Minimnya Edukasi Literasi Digital Bikin Misinformasi Menyebar Cepat

Dalam penguatan literasi digital, harus dimulai dari pemahaman mengenai teknologi digital dan pola pikir yang kritis.

oleh Liputan6.com diperbarui 04 Mar 2022, 18:30 WIB
Diterbitkan 04 Mar 2022, 18:30 WIB
Ilustrasi Literasi Digital
Ilustrasi Literasi Digital (Liputan6.com/Trie Yasni)

Liputan6.com, Jakarta - Edukasi literasi digital merupakan hal penting dalam mencegah penyebaran misinformasi di dunia digital. Namun, pada penelitian terhadap Amerika Serikat dan India, menunjukkan minimnya literasi digital dapat memicu penyebaran misinformasi.

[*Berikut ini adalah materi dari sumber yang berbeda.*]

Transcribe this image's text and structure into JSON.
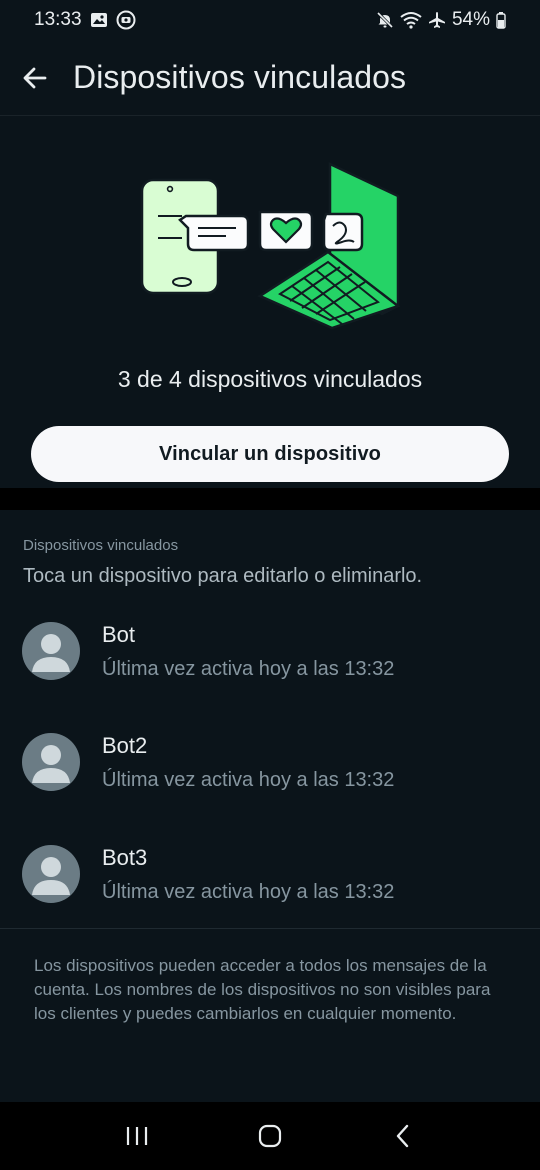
{
  "status_bar": {
    "time": "13:33",
    "battery": "54%",
    "left_icons": [
      "gallery-icon",
      "media-icon"
    ],
    "right_icons": [
      "mute-icon",
      "wifi-icon",
      "airplane-icon",
      "battery-icon"
    ]
  },
  "app_bar": {
    "title": "Dispositivos vinculados",
    "back_icon": "arrow-left-icon"
  },
  "hero": {
    "count_text": "3 de 4 dispositivos vinculados",
    "link_button_label": "Vincular un dispositivo"
  },
  "devices_section": {
    "header": "Dispositivos vinculados",
    "hint": "Toca un dispositivo para editarlo o eliminarlo.",
    "devices": [
      {
        "name": "Bot",
        "last_active": "Última vez activa hoy a las 13:32"
      },
      {
        "name": "Bot2",
        "last_active": "Última vez activa hoy a las 13:32"
      },
      {
        "name": "Bot3",
        "last_active": "Última vez activa hoy a las 13:32"
      }
    ],
    "footer_note": "Los dispositivos pueden acceder a todos los mensajes de la cuenta. Los nombres de los dispositivos no son visibles para los clientes y puedes cambiarlos en cualquier momento."
  },
  "nav_bar": {
    "buttons": [
      "recent-apps-icon",
      "home-icon",
      "back-icon"
    ]
  },
  "colors": {
    "background": "#0b141a",
    "accent_green": "#25d366",
    "light_green": "#d9fdd3",
    "button_bg": "#f7f8fa",
    "secondary_text": "#8696a0"
  }
}
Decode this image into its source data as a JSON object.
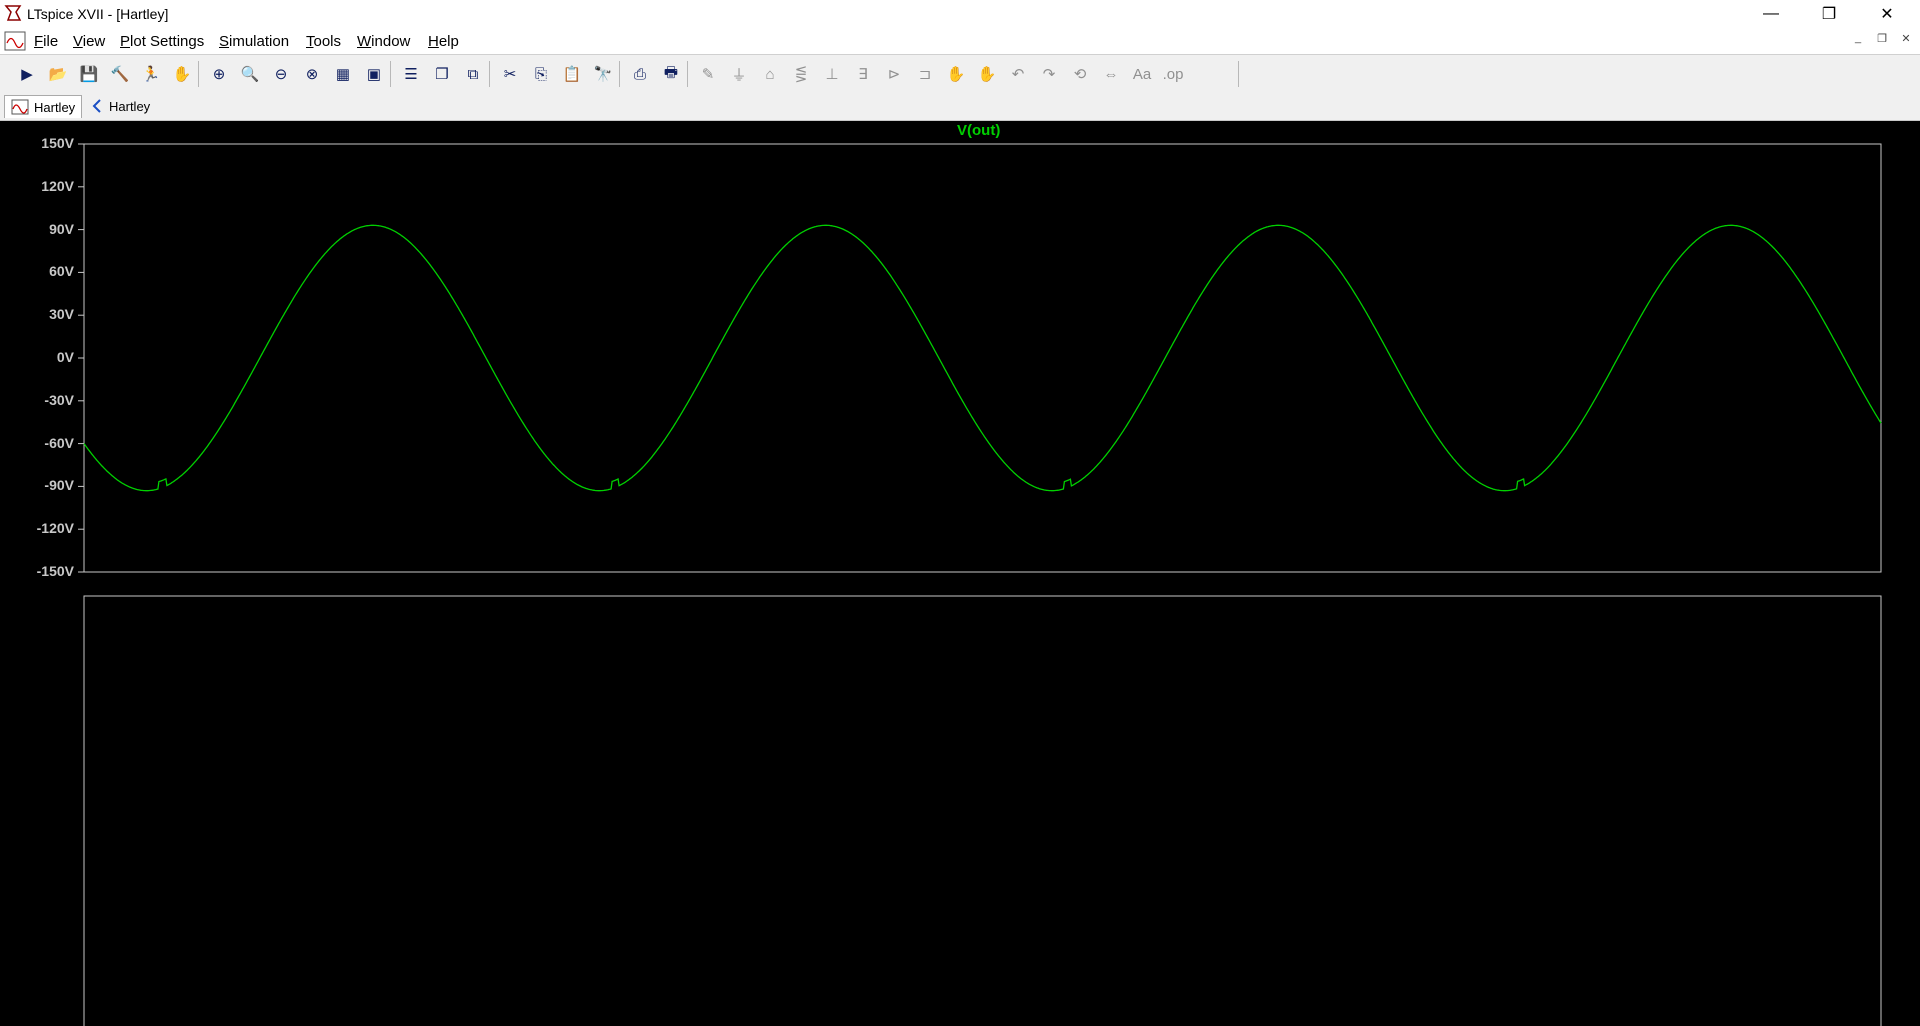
{
  "window": {
    "title": "LTspice XVII - [Hartley]"
  },
  "menu": [
    "File",
    "View",
    "Plot Settings",
    "Simulation",
    "Tools",
    "Window",
    "Help"
  ],
  "menu_accel": [
    "F",
    "V",
    "P",
    "S",
    "T",
    "W",
    "H"
  ],
  "tabs": [
    {
      "label": "Hartley",
      "icon": "waveform-icon",
      "active": true
    },
    {
      "label": "Hartley",
      "icon": "schematic-icon",
      "active": false
    }
  ],
  "toolbar": [
    "run-icon",
    "open-icon",
    "save-icon",
    "control-panel-icon",
    "run-man-icon",
    "pan-hand-icon",
    "zoom-in-icon",
    "zoom-back-icon",
    "zoom-out-icon",
    "zoom-fit-icon",
    "autorange-icon",
    "add-trace-icon",
    "tile-horizontal-icon",
    "cascade-icon",
    "tile-vertical-icon",
    "cut-icon",
    "copy-icon",
    "paste-icon",
    "find-icon",
    "print-icon",
    "print-preview-icon",
    "wire-icon",
    "ground-icon",
    "label-net-icon",
    "resistor-icon",
    "capacitor-icon",
    "inductor-icon",
    "diode-icon",
    "component-icon",
    "move-icon",
    "drag-icon",
    "undo-icon",
    "redo-icon",
    "rotate-icon",
    "mirror-icon",
    "text-icon",
    "spice-directive-icon"
  ],
  "chart_data": {
    "type": "line",
    "title": "V(out)",
    "ylim": [
      -150,
      150
    ],
    "yticks": [
      "150V",
      "120V",
      "90V",
      "60V",
      "30V",
      "0V",
      "-30V",
      "-60V",
      "-90V",
      "-120V",
      "-150V"
    ],
    "series": [
      {
        "name": "V(out)",
        "color": "#00d000",
        "amplitude": 93,
        "cycles": 3.97,
        "phase_start": -60,
        "end_value": -42
      }
    ],
    "grid": false
  }
}
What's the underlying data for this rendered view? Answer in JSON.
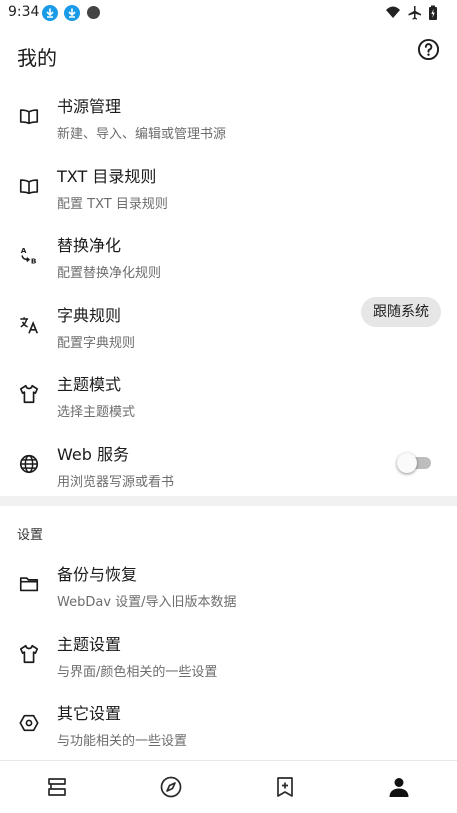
{
  "status_bar": {
    "time": "9:34",
    "icons": [
      "download-icon",
      "download-icon",
      "circle-icon",
      "wifi-icon",
      "airplane-icon",
      "battery-icon"
    ]
  },
  "app_bar": {
    "title": "我的",
    "help_icon": "help-circle-icon"
  },
  "main_items": [
    {
      "id": "book-source",
      "icon": "book-icon",
      "title": "书源管理",
      "subtitle": "新建、导入、编辑或管理书源"
    },
    {
      "id": "txt-toc",
      "icon": "book-icon",
      "title": "TXT 目录规则",
      "subtitle": "配置 TXT 目录规则"
    },
    {
      "id": "replace",
      "icon": "replace-ab-icon",
      "title": "替换净化",
      "subtitle": "配置替换净化规则"
    },
    {
      "id": "dict",
      "icon": "translate-icon",
      "title": "字典规则",
      "subtitle": "配置字典规则"
    },
    {
      "id": "theme-mode",
      "icon": "shirt-icon",
      "title": "主题模式",
      "subtitle": "选择主题模式",
      "value": "跟随系统"
    },
    {
      "id": "web-service",
      "icon": "globe-icon",
      "title": "Web 服务",
      "subtitle": "用浏览器写源或看书",
      "switch_on": false
    }
  ],
  "section_title": "设置",
  "settings_items": [
    {
      "id": "backup",
      "icon": "folder-icon",
      "title": "备份与恢复",
      "subtitle": "WebDav 设置/导入旧版本数据"
    },
    {
      "id": "theme-settings",
      "icon": "shirt-icon",
      "title": "主题设置",
      "subtitle": "与界面/颜色相关的一些设置"
    },
    {
      "id": "other-settings",
      "icon": "hexagon-settings-icon",
      "title": "其它设置",
      "subtitle": "与功能相关的一些设置"
    }
  ],
  "bottom_nav": [
    {
      "id": "bookshelf",
      "icon": "bookshelf-icon",
      "active": false
    },
    {
      "id": "discover",
      "icon": "compass-icon",
      "active": false
    },
    {
      "id": "rss",
      "icon": "bookmark-add-icon",
      "active": false
    },
    {
      "id": "my",
      "icon": "person-icon",
      "active": true
    }
  ],
  "colors": {
    "status_download": "#1a9be8",
    "text_primary": "#1b1b1b",
    "text_secondary": "#6d6d6d",
    "chip_bg": "#e6e6e6",
    "divider": "#f1f1f1"
  }
}
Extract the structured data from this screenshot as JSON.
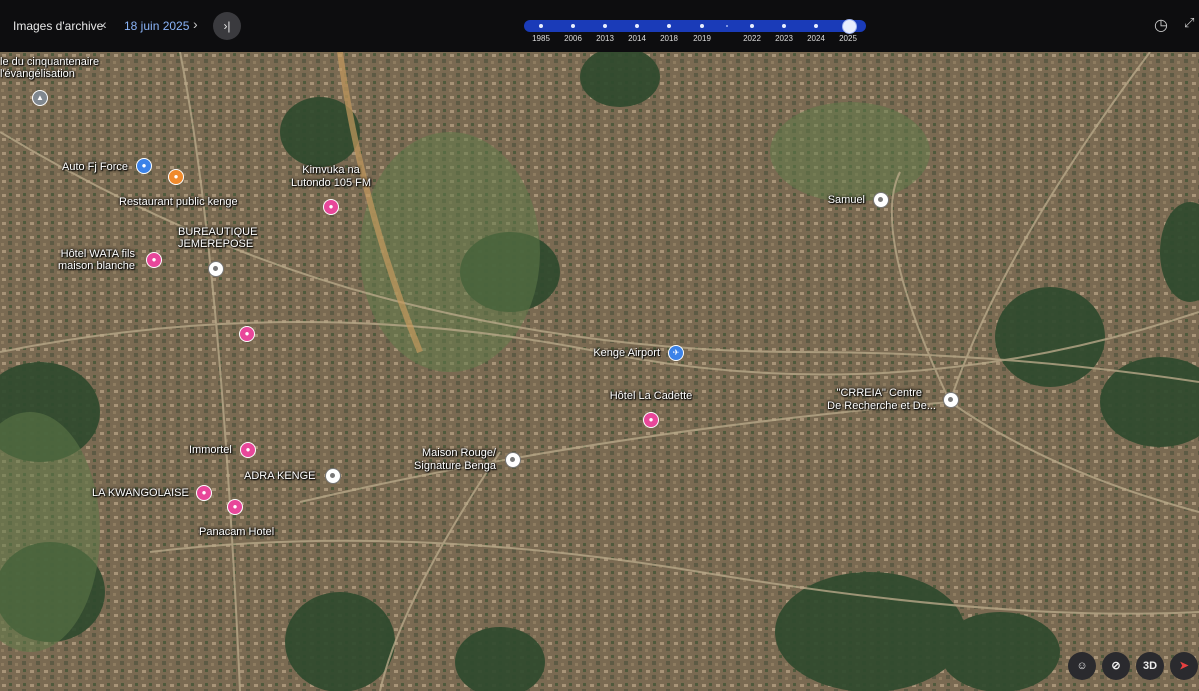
{
  "topbar": {
    "archive_label": "Images d'archive",
    "prev_icon": "chevron-left-icon",
    "date": "18 juin 2025",
    "next_icon": "chevron-right-icon",
    "end_icon": "skip-to-end-icon",
    "timeline_years": [
      "1985",
      "2006",
      "2013",
      "2014",
      "2018",
      "2019",
      "2022",
      "2023",
      "2024",
      "2025"
    ],
    "timeline_selected": "2025",
    "timeline_color": "#1a3bb8"
  },
  "map": {
    "labels": [
      {
        "id": "cinquantenaire",
        "text": "le du cinquantenaire"
      },
      {
        "id": "evangelisation",
        "text": "l'évangélisation"
      },
      {
        "id": "auto-fj-force",
        "text": "Auto Fj Force"
      },
      {
        "id": "restaurant-public",
        "text": "Restaurant public kenge"
      },
      {
        "id": "kimvuka-1",
        "text": "Kimvuka na"
      },
      {
        "id": "kimvuka-2",
        "text": "Lutondo 105 FM"
      },
      {
        "id": "bureautique-1",
        "text": "BUREAUTIQUE"
      },
      {
        "id": "bureautique-2",
        "text": "JEMEREPOSE"
      },
      {
        "id": "hotel-wata-1",
        "text": "Hôtel WATA fils"
      },
      {
        "id": "hotel-wata-2",
        "text": "maison blanche"
      },
      {
        "id": "samuel",
        "text": "Samuel"
      },
      {
        "id": "kenge-airport",
        "text": "Kenge Airport"
      },
      {
        "id": "crreia-1",
        "text": "\"CRREIA\" Centre"
      },
      {
        "id": "crreia-2",
        "text": "De Recherche et De..."
      },
      {
        "id": "hotel-cadette",
        "text": "Hôtel La Cadette"
      },
      {
        "id": "immortel",
        "text": "Immortel"
      },
      {
        "id": "maison-rouge-1",
        "text": "Maison Rouge/"
      },
      {
        "id": "maison-rouge-2",
        "text": "Signature Benga"
      },
      {
        "id": "adra-kenge",
        "text": "ADRA KENGE"
      },
      {
        "id": "kwangolaise",
        "text": "LA KWANGOLAISE"
      },
      {
        "id": "panacam",
        "text": "Panacam Hotel"
      }
    ]
  },
  "controls": {
    "pegman_icon": "pegman-icon",
    "tilt_icon": "no-tilt-icon",
    "label_3d": "3D",
    "compass_icon": "compass-icon",
    "history_icon": "history-icon",
    "fullscreen_icon": "fullscreen-icon"
  }
}
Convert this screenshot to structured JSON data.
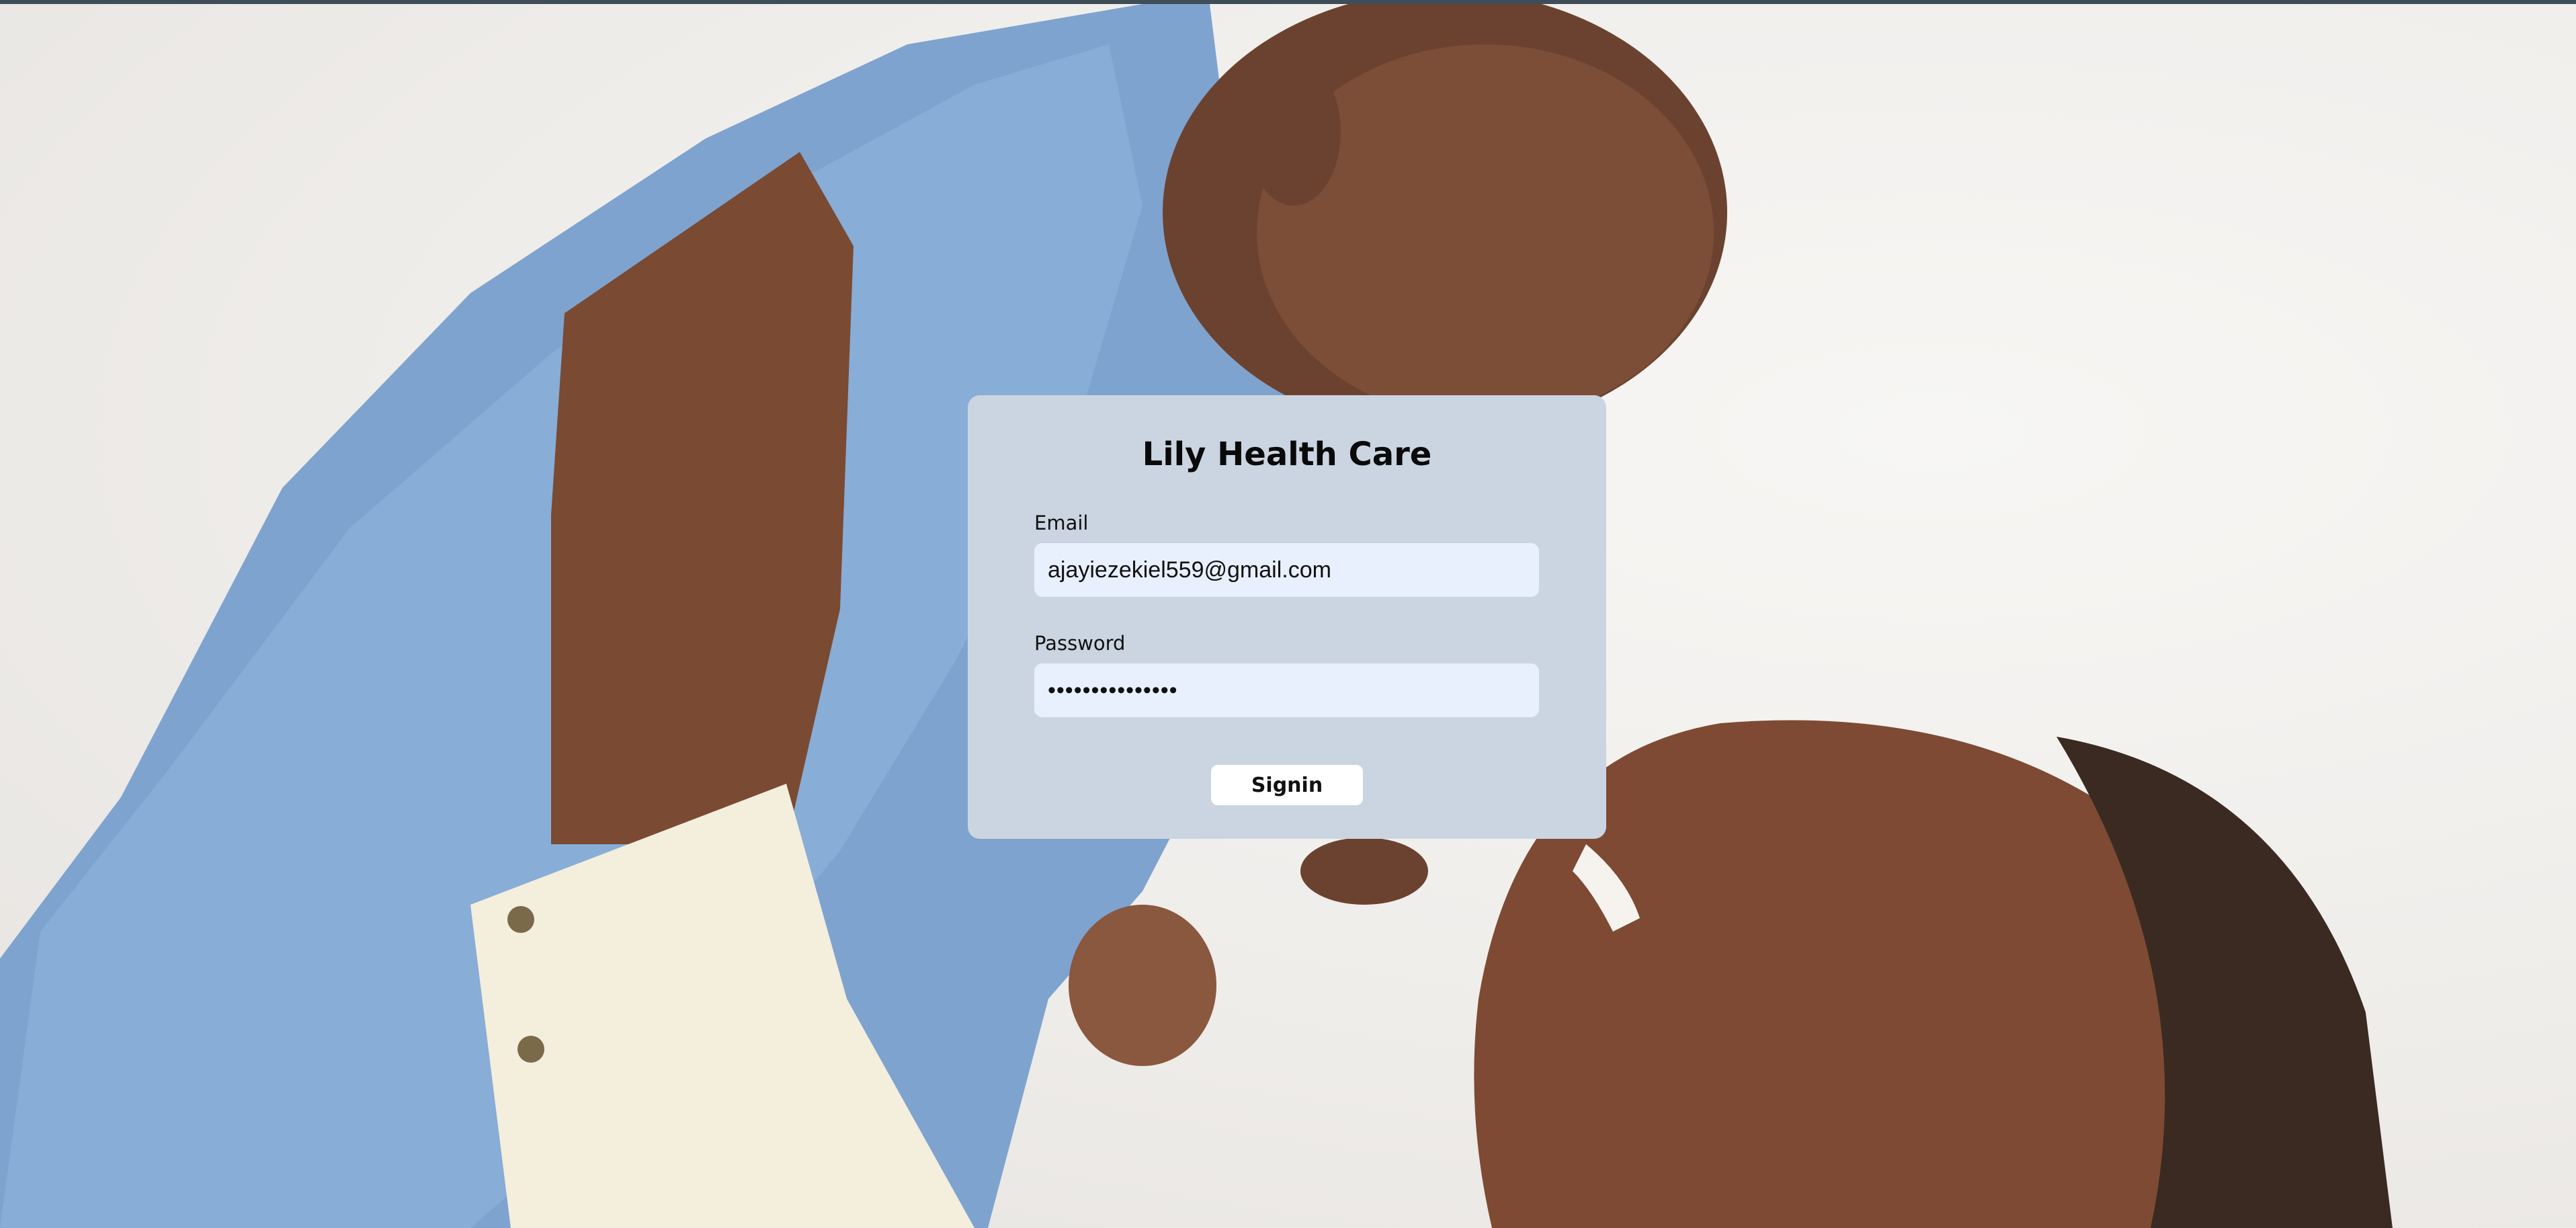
{
  "app": {
    "title": "Lily Health Care"
  },
  "login_form": {
    "email_label": "Email",
    "email_value": "ajayiezekiel559@gmail.com",
    "password_label": "Password",
    "password_value": "•••••••••••••••",
    "signin_label": "Signin"
  },
  "background": {
    "description_icon": "mother-and-baby-photo"
  },
  "colors": {
    "card_background": "#cbd5e1",
    "input_background": "#e8f0fe",
    "button_background": "#ffffff",
    "top_bar": "#3e4d57"
  }
}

Misinformasi yang menyebar dengan cepat di media sosial berdampak pada berbagai aspek di dunia nyata. Beberapa dampak yang dimaksud di antaranya, keraguan terhadap vaksin, polarisasi masyarakat, serta kekerasan di dunia nyata.

Dilansir dari Hindustan Times, terdapat dua pendekatan yang mampu mendukung pencegahan misinformasi, yaitu regulasi dari media sosial dan literasi digital.

Dalam penguatan literasi digital, harus dimulai dari pemahaman mengenai teknologi digital dan pola pikir yang kritis. Penelitian yang dilakukan oleh Stanford University menekankan rendahnya literasi digital berdampak pada kemampuan pelajar dalam mengidentifikasi kebenaran suatu informasi yang tersebar di media sosial.

Sama halnya dengan di India, pemerintah lalai dalam memasukkan literasi digital dalam kebijakan edukasi nasional di 2022. Meski begitu, dalam kebijakannya tersebut tercantum penekanan pentingnya pola pikir kritis dan problem solving. Namun, baik literasi digital maupun pola pikir kritis, keduanya semestinya dilaksanakan bersama karena saling berkesinambungan.

Meski begitu, pada 2016-2018 India terutama di Provinsi Kannur, telah dilakukan upaya penguatan literasi digital warganya guna mencegah misinformasi terkait vaksin Mumps, Measles, and Rubella (MMR).

Saat itu, pemerintah provinsi mengadakan program literasi digital yang memfokuskan pada topik-topik seperti clickbait, filter bubbles dan bagaimana media sosial mampu menyesuaikan isi informasi yang akan kita terima berdasarkan minat dan perilaku kita selama berselancar di media sosial.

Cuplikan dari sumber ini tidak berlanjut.